Top (Left to Right): Michael Barlev, Megan Mulhinch, Annabel Dang, Brooke Donner, Michael McCullough, Thomas McCauley

Bottom (Left to Right): Leo Kleiman-Lynch, Shirley Liu


Lab Members

Graduate Students 

Megan Mulhinch received a B.S. in neuroscience from the University of Michigan and a M.A. in experimental psychology from the University of California, San Diego. She conducts research on topics like cooperation and prosocial behavior, charitable giving, social evaluation (and its effects on prosociality), and religious cognition.
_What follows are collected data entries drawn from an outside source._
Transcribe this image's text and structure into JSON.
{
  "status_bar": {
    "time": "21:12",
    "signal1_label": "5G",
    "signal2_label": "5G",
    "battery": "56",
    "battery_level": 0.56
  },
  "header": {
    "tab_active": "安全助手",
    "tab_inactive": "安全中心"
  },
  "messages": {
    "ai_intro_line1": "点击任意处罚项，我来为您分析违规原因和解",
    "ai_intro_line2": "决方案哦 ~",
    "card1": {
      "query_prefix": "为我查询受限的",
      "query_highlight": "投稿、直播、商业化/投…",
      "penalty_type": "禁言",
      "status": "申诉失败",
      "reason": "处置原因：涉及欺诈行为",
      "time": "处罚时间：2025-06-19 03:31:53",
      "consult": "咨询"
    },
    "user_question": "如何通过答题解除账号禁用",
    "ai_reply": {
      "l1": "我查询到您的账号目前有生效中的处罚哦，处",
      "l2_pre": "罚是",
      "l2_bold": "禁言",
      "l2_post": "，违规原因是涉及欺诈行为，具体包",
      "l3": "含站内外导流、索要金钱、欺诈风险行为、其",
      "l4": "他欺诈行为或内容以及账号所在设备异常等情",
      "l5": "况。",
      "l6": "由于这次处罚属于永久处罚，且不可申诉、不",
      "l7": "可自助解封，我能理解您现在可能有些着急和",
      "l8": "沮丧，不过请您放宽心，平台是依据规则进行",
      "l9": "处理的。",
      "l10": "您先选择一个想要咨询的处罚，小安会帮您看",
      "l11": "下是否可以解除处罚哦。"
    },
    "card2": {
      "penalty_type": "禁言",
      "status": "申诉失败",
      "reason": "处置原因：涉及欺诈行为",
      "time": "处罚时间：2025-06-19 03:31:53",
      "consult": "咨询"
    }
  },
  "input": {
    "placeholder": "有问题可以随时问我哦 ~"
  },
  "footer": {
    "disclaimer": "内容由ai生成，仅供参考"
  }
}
Through her research, she aims to provide insight into how the human mind operates and how we can leverage these insights to encourage human cooperation and altruism.

Megan also manages the day-to-day operation of the lab, including our undergraduate research assistants. Interested undergraduates should email her about opportunities for getting involved in the lab (mmulhinch@ucsd.edu).

CV


Thomas McCauley graduated with a B.S. in psychology from the University of Delaware in 2014, and an M.A. in experimental psychology from the College of William & Mary in 2017. He joined the lab in fall of 2017, while it was located at the University of Miami, with the aim of pursuing questions pertaining to the evolved psychological mechanisms underlying cooperation, punishment, emotion, and morality. His goal is to understand how these mechanisms interact with enduring ecological features by identifying points of variance and invariance in their function across diverse societies. He is also interested in statistics, experimental methodology, reproducibility in psychological science, and meta-science.


Carson Koffler graduated with a B.S. in psychology and linguistics from Tulane University in 2024. While in undergrad, he conducted research with the Evolutionary Social Cognition Lab (with Dr. Damien Murray) and the Stigma Action Research Lab (with Dr. Kristin Kosyluk), working on projects spanning attraction, virtue signaling, and mental health stigma. Broadly, he is interested in applying evolutionary frameworks to understand moral judgements and emotions. 


Zeve Marcus holds a B.A. in psychology and M.A. in experimental psychology from the University of California, San Diego. His background includes work in sensation and perception, behavioral neuroscience, and social cognition. He joined the lab with the goal of better understanding the attentional mechanisms involved in prosocial decision making. Zeve is also interested in statistical programming, analytics, psychometrics, educational psychology, and narratives in science.


Research Coordinator

Brooke Donner began working in the lab after graduating from the University of Florida with a B.S. in psychology in 2018. She moved with the lab from the University of Miami to the University of California, San Diego in 2019 and continues to manage several large research projects and the daily goings-on of the lab. She is also working toward her Montessori early childhood teaching credential.

 

Research Affiliates

Shuai Shao received a B.S. in psychology from Beijing Normal University in 2017, and an M.A. in Social Sciences from the University of Chicago in 2018. His goal is to study social cognition and decision-making from developmental, evolutionary, and cross-cultural perspectives. Specifically, his current research focuses on children’s and adults’ (1) moral reasoning (e.g., prosocial lies) and (2) economic decisions (e.g., resource allocations).